Além disso, minha teoria dos bens tem apenas uma conexão nominal com a noção
neoclássica de bens. Pensei em marcar essa distinção, mas decidi contra, porque o
contexto deixa claro o significado. A maioria das palavras no idioma inglês tem mais
de um significado e a palavra "bens" não é exceção. No capítulo III, defendo que a
terra é o bem supremo e que essa noção é tão importante para entender a ascensão
do capitalismo na Inglaterra quanto para entender as relações agrárias em lugares
como a Índia hoje. Distingo entre bens de elite - lembranças inalienáveis da
aristocracia fundiária - e bens subalternos, lembranças inalienáveis dos
relativamente menos abastados. No capítulo IV, argumento que a característica
distintiva das relações de mercado em Bastar não é sua natureza 'tribal' ou
'camponesa', mas que constitui um exemplo clássico da fórmula CMC de Marx,
vendendo mercadorias (C) por dinheiro (M) em ordem para comprar outras
mercadorias (C).

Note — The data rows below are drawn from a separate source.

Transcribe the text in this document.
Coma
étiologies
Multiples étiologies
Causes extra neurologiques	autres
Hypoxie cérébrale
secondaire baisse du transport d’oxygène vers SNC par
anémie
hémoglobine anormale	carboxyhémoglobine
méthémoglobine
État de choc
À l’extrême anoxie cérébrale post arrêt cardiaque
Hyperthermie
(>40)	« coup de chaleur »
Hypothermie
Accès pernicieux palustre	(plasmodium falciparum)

Mas os produtores de tais valores, argumento, os produzem em
terras que são boas. A coexistência desses dois sistemas de valores (bens e
mercadorias) cria contradições que permitem às pessoas mudar de maneiras que
sempre confundem o teórico, sejam eles marxistas ou neoclássicos, que se esforçam
para entender as relações agrárias exclusivamente em termos de uma teoria de valor
ou a teoria. de outros. No capítulo V, eu olho para M-C-M ', comprando barato aqui
para vender caro lá. Esse valor comercial, tão antigo quanto o Homo sapiens,
também é coeso com outros valores, e minha preocupação aqui é revelar as relações
de consanguinidade, afinidade e contiguidade que estratificam o capital mercantil,
examinando o papel da territorialidade como um valor. O capítulo VI tem MM 'como
tema, o empréstimo de dinheiro hoje e o retorno ideal de uma quantia maior
amanhã. Mais uma vez, minha preocupação é revelar como a coetanidade de
diferentes sistemas de valores pode confundir nossa compreensão da lógica
matemática da fórmula da taxa de juros que supostamente conecta uma pequena
quantia em dinheiro hoje com uma amanhã maior. Eu faço isso por meio de uma
discussão da temporalidade como um valor. Os capítulos VII e VIII consideram o
dinheiro, M, como uma criação do estado imperial. O fato do poder significa que
sempre há pelo menos duas maneiras de avaliar dinheiro, os padrões da elite e os
subalternos, e esses capítulos apresentam uma análise comparativa e histórica
desses padrões, analisando a experiência da Índia, África e Papua Nova Guiné. É
importante notar que, usando essas fórmulas, não estou de modo algum
endossando a primazia lógica e histórica que Marx atribui a C-C (troca) sobre M-M '.
Pelo contrário, como ilustram as equações (1) a (3) acima, C-C pode ser tão
prontamente visto como o conseqüente lógico do dinheiro quanto seu antecedente.
Além disso, a troca, como muitos antropólogos enfatizaram (Hart, 1987), e minha
análise confirma, hoje coexiste com dinheiro. É melhor, portanto, ver o C-C como
uma forma de troca direta de mercadorias que consiste em três tipos lógicos:
simultâneo em tempo e lugar, mesmo lugar em tempo diferente e mesmo tempo em
lugar diferente. Em outras palavras, é necessário afirmar a coetanidade das
diferentes formas que Marx diferenciava como estágios de um processo evolutivo.